Indeed it’s a matter of great pride that today Nepal Army has become an indispensible associate of United Nations Department of Peacekeeping Operations (UNDPKO) in maintaining global peace and security. With the proliferation of conflict and domestic violence, peacekeeping has become an inevitable need of today’s world. Nepal being a diligent partner is always on the high demand of UN into the enterprise. But unfortunately due to the lack of concerted effort the venture has remained unsatisfactory. It should have been an integrated effort of the entire state. Beside Defense and Home ministries, other state entities such as Foreign Ministry, Ministry of Finance, and, of course, the National Planning Commission should be enterprising in this regard. In gist deployment for global peacekeeping under the UN auspices has to be identified as the national need of extending nation’s interest further and establishing bilateral relation with many more friendly countries to supplement its foreign policy.

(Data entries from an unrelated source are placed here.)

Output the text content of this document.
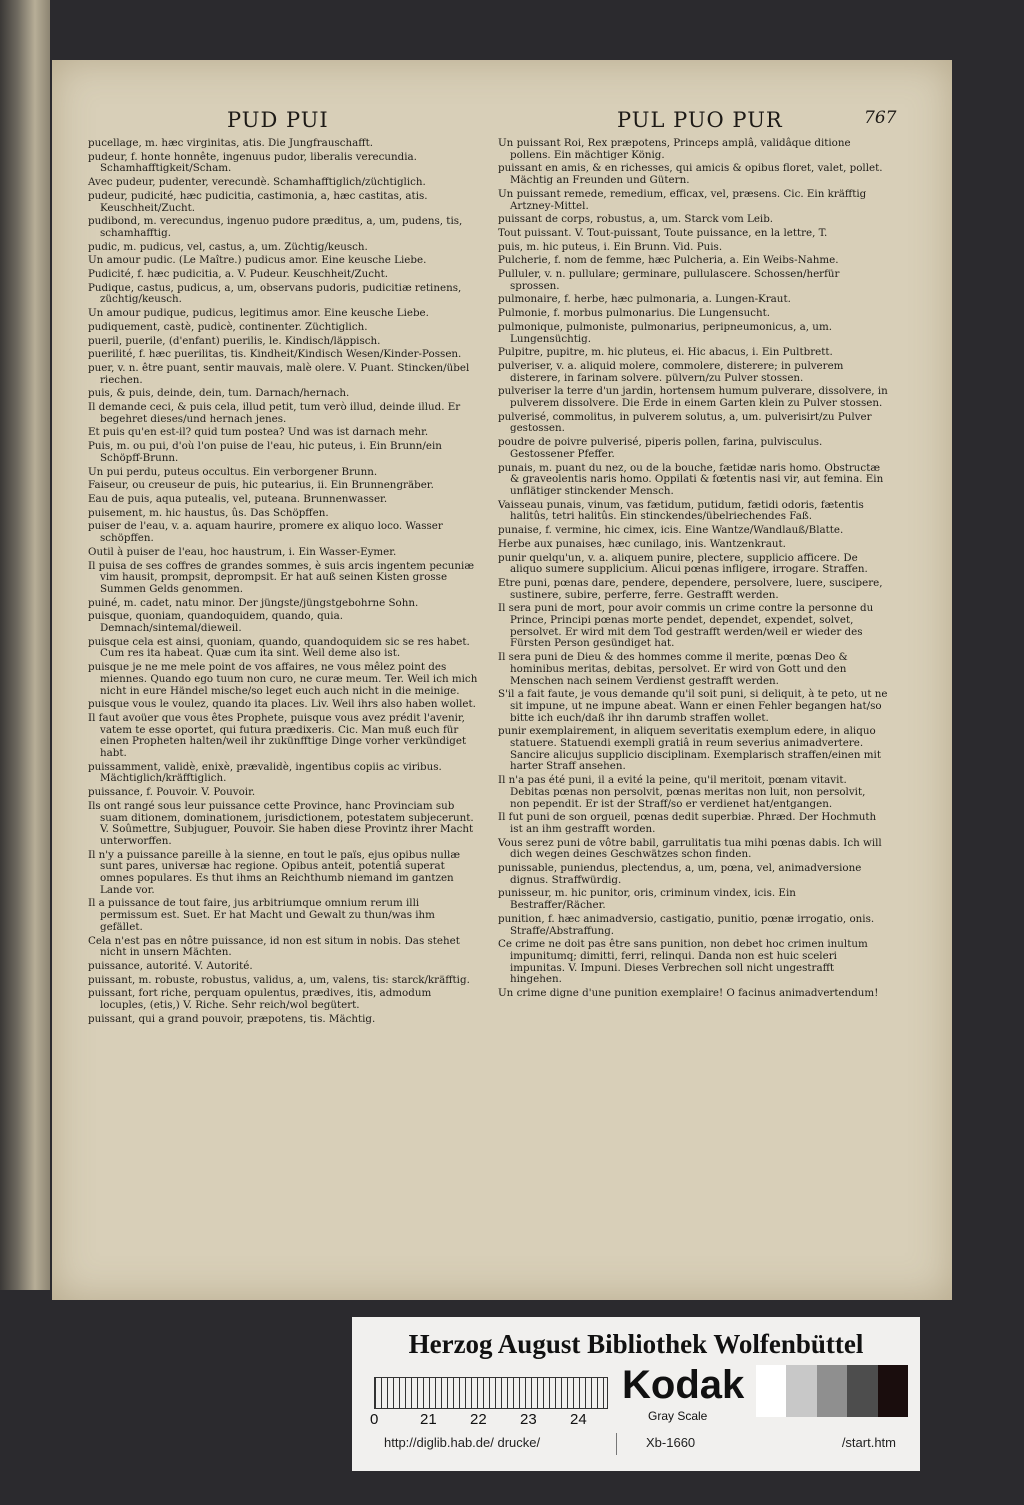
PUD PUI	PUL PUO PUR	767
pucellage, m. hæc virginitas, atis. Die Jungfrauschafft.
pudeur, f. honte honnête, ingenuus pudor, liberalis verecundia. Schamhafftigkeit/Scham.
Avec pudeur, pudenter, verecundè. Schamhafftiglich/züchtiglich.
pudeur, pudicité, hæc pudicitia, castimonia, a, hæc castitas, atis. Keuschheit/Zucht.
pudibond, m. verecundus, ingenuo pudore præditus, a, um, pudens, tis, schamhafftig.
pudic, m. pudicus, vel, castus, a, um. Züchtig/keusch.
Un amour pudic. (Le Maître.) pudicus amor. Eine keusche Liebe.
Pudicité, f. hæc pudicitia, a. V. Pudeur. Keuschheit/Zucht.
Pudique, castus, pudicus, a, um, observans pudoris, pudicitiæ retinens, züchtig/keusch.
Un amour pudique, pudicus, legitimus amor. Eine keusche Liebe.
pudiquement, castè, pudicè, continenter. Züchtiglich.
pueril, puerile, (d'enfant) puerilis, le. Kindisch/läppisch.
puerilité, f. hæc puerilitas, tis. Kindheit/Kindisch Wesen/Kinder-Possen.
puer, v. n. être puant, sentir mauvais, malè olere. V. Puant. Stincken/übel riechen.
puis, & puis, deinde, dein, tum. Darnach/hernach.
Il demande ceci, & puis cela, illud petit, tum verò illud, deinde illud. Er begehret dieses/und hernach jenes.
Et puis qu'en est-il? quid tum postea? Und was ist darnach mehr.
Puis, m. ou pui, d'où l'on puise de l'eau, hic puteus, i. Ein Brunn/ein Schöpff-Brunn.
Un pui perdu, puteus occultus. Ein verborgener Brunn.
Faiseur, ou creuseur de puis, hic putearius, ii. Ein Brunnengräber.
Eau de puis, aqua putealis, vel, puteana. Brunnenwasser.
puisement, m. hic haustus, ûs. Das Schöpffen.
puiser de l'eau, v. a. aquam haurire, promere ex aliquo loco. Wasser schöpffen.
Outil à puiser de l'eau, hoc haustrum, i. Ein Wasser-Eymer.
Il puisa de ses coffres de grandes sommes, è suis arcis ingentem pecuniæ vim hausit, prompsit, deprompsit. Er hat auß seinen Kisten grosse Summen Gelds genommen.
puiné, m. cadet, natu minor. Der jüngste/jüngstgebohrne Sohn.
puisque, quoniam, quandoquidem, quando, quia. Demnach/sintemal/dieweil.
puisque cela est ainsi, quoniam, quando, quandoquidem sic se res habet. Cum res ita habeat. Quæ cum ita sint. Weil deme also ist.
puisque je ne me mele point de vos affaires, ne vous mêlez point des miennes. Quando ego tuum non curo, ne curæ meum. Ter. Weil ich mich nicht in eure Händel mische/so leget euch auch nicht in die meinige.
puisque vous le voulez, quando ita places. Liv. Weil ihrs also haben wollet.
Il faut avoüer que vous êtes Prophete, puisque vous avez prédit l'avenir, vatem te esse oportet, qui futura prædixeris. Cic. Man muß euch für einen Propheten halten/weil ihr zukünfftige Dinge vorher verkündiget habt.
puissamment, validè, enixè, prævalidè, ingentibus copiis ac viribus. Mächtiglich/kräfftiglich.
puissance, f. Pouvoir. V. Pouvoir.
Ils ont rangé sous leur puissance cette Province, hanc Provinciam sub suam ditionem, dominationem, jurisdictionem, potestatem subjecerunt. V. Soûmettre, Subjuguer, Pouvoir. Sie haben diese Provintz ihrer Macht unterworffen.
Il n'y a puissance pareille à la sienne, en tout le païs, ejus opibus nullæ sunt pares, universæ hac regione. Opibus anteit, potentiâ superat omnes populares. Es thut ihms an Reichthumb niemand im gantzen Lande vor.
Il a puissance de tout faire, jus arbitriumque omnium rerum illi permissum est. Suet. Er hat Macht und Gewalt zu thun/was ihm gefället.
Cela n'est pas en nôtre puissance, id non est situm in nobis. Das stehet nicht in unsern Mächten.
puissance, autorité. V. Autorité.
puissant, m. robuste, robustus, validus, a, um, valens, tis: starck/kräfftig.
puissant, fort riche, perquam opulentus, prædives, itis, admodum locuples, (etis,) V. Riche. Sehr reich/wol begütert.
puissant, qui a grand pouvoir, præpotens, tis. Mächtig.
Un puissant Roi, Rex præpotens, Princeps amplâ, validâque ditione pollens. Ein mächtiger König.
puissant en amis, & en richesses, qui amicis & opibus floret, valet, pollet. Mächtig an Freunden und Gütern.
Un puissant remede, remedium, efficax, vel, præsens. Cic. Ein kräfftig Artzney-Mittel.
puissant de corps, robustus, a, um. Starck vom Leib.
Tout puissant. V. Tout-puissant, Toute puissance, en la lettre, T.
puis, m. hic puteus, i. Ein Brunn. Vid. Puis.
Pulcherie, f. nom de femme, hæc Pulcheria, a. Ein Weibs-Nahme.
Pulluler, v. n. pullulare; germinare, pullulascere. Schossen/herfür sprossen.
pulmonaire, f. herbe, hæc pulmonaria, a. Lungen-Kraut.
Pulmonie, f. morbus pulmonarius. Die Lungensucht.
pulmonique, pulmoniste, pulmonarius, peripneumonicus, a, um. Lungensüchtig.
Pulpitre, pupitre, m. hic pluteus, ei. Hic abacus, i. Ein Pultbrett.
pulveriser, v. a. aliquid molere, commolere, disterere; in pulverem disterere, in farinam solvere. pülvern/zu Pulver stossen.
pulveriser la terre d'un jardin, hortensem humum pulverare, dissolvere, in pulverem dissolvere. Die Erde in einem Garten klein zu Pulver stossen.
pulverisé, commolitus, in pulverem solutus, a, um. pulverisirt/zu Pulver gestossen.
poudre de poivre pulverisé, piperis pollen, farina, pulvisculus. Gestossener Pfeffer.
punais, m. puant du nez, ou de la bouche, fætidæ naris homo. Obstructæ & graveolentis naris homo. Oppilati & fœtentis nasi vir, aut femina. Ein unflätiger stinckender Mensch.
Vaisseau punais, vinum, vas fætidum, putidum, fætidi odoris, fætentis halitûs, tetri halitûs. Ein stinckendes/übelriechendes Faß.
punaise, f. vermine, hic cimex, icis. Eine Wantze/Wandlauß/Blatte.
Herbe aux punaises, hæc cunilago, inis. Wantzenkraut.
punir quelqu'un, v. a. aliquem punire, plectere, supplicio afficere. De aliquo sumere supplicium. Alicui pœnas infligere, irrogare. Straffen.
Etre puni, pœnas dare, pendere, dependere, persolvere, luere, suscipere, sustinere, subire, perferre, ferre. Gestrafft werden.
Il sera puni de mort, pour avoir commis un crime contre la personne du Prince, Principi pœnas morte pendet, dependet, expendet, solvet, persolvet. Er wird mit dem Tod gestrafft werden/weil er wieder des Fürsten Person gesündiget hat.
Il sera puni de Dieu & des hommes comme il merite, pœnas Deo & hominibus meritas, debitas, persolvet. Er wird von Gott und den Menschen nach seinem Verdienst gestrafft werden.
S'il a fait faute, je vous demande qu'il soit puni, si deliquit, à te peto, ut ne sit impune, ut ne impune abeat. Wann er einen Fehler begangen hat/so bitte ich euch/daß ihr ihn darumb straffen wollet.
punir exemplairement, in aliquem severitatis exemplum edere, in aliquo statuere. Statuendi exempli gratiâ in reum severius animadvertere. Sancire alicujus supplicio disciplinam. Exemplarisch straffen/einen mit harter Straff ansehen.
Il n'a pas été puni, il a evité la peine, qu'il meritoit, pœnam vitavit. Debitas pœnas non persolvit, pœnas meritas non luit, non persolvit, non pependit. Er ist der Straff/so er verdienet hat/entgangen.
Il fut puni de son orgueil, pœnas dedit superbiæ. Phræd. Der Hochmuth ist an ihm gestrafft worden.
Vous serez puni de vôtre babil, garrulitatis tua mihi pœnas dabis. Ich will dich wegen deines Geschwätzes schon finden.
punissable, puniendus, plectendus, a, um, pœna, vel, animadversione dignus. Straffwürdig.
punisseur, m. hic punitor, oris, criminum vindex, icis. Ein Bestraffer/Rächer.
punition, f. hæc animadversio, castigatio, punitio, pœnæ irrogatio, onis. Straffe/Abstraffung.
Ce crime ne doit pas être sans punition, non debet hoc crimen inultum impunitumq; dimitti, ferri, relinqui. Danda non est huic sceleri impunitas. V. Impuni. Dieses Verbrechen soll nicht ungestrafft hingehen.
Un crime digne d'une punition exemplaire! O facinus animadvertendum!
Herzog August Bibliothek Wolfenbüttel
0	21 22 23 24
Kodak
Gray Scale
http://diglib.hab.de/ drucke/	Xb-1660	/start.htm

Today, Nepal is on the verge of formulating its new constitution. With the successful completion of second CA election, the state has once again collaborated to architect the first republican constitution of the nation. If peacekeeping mission is projected as a vital component of foreign policy in the forthcoming constitution, it will be a true homage to the 59 gallant Nepali officers and soldiers who sacrificed their invaluable lives without any hitch in the duty of peacekeeping around the world. It would also be a national acknowledgement for the service of more than 100,000 Nepali sons and daughters who participated in global initiative on behalf of the nation.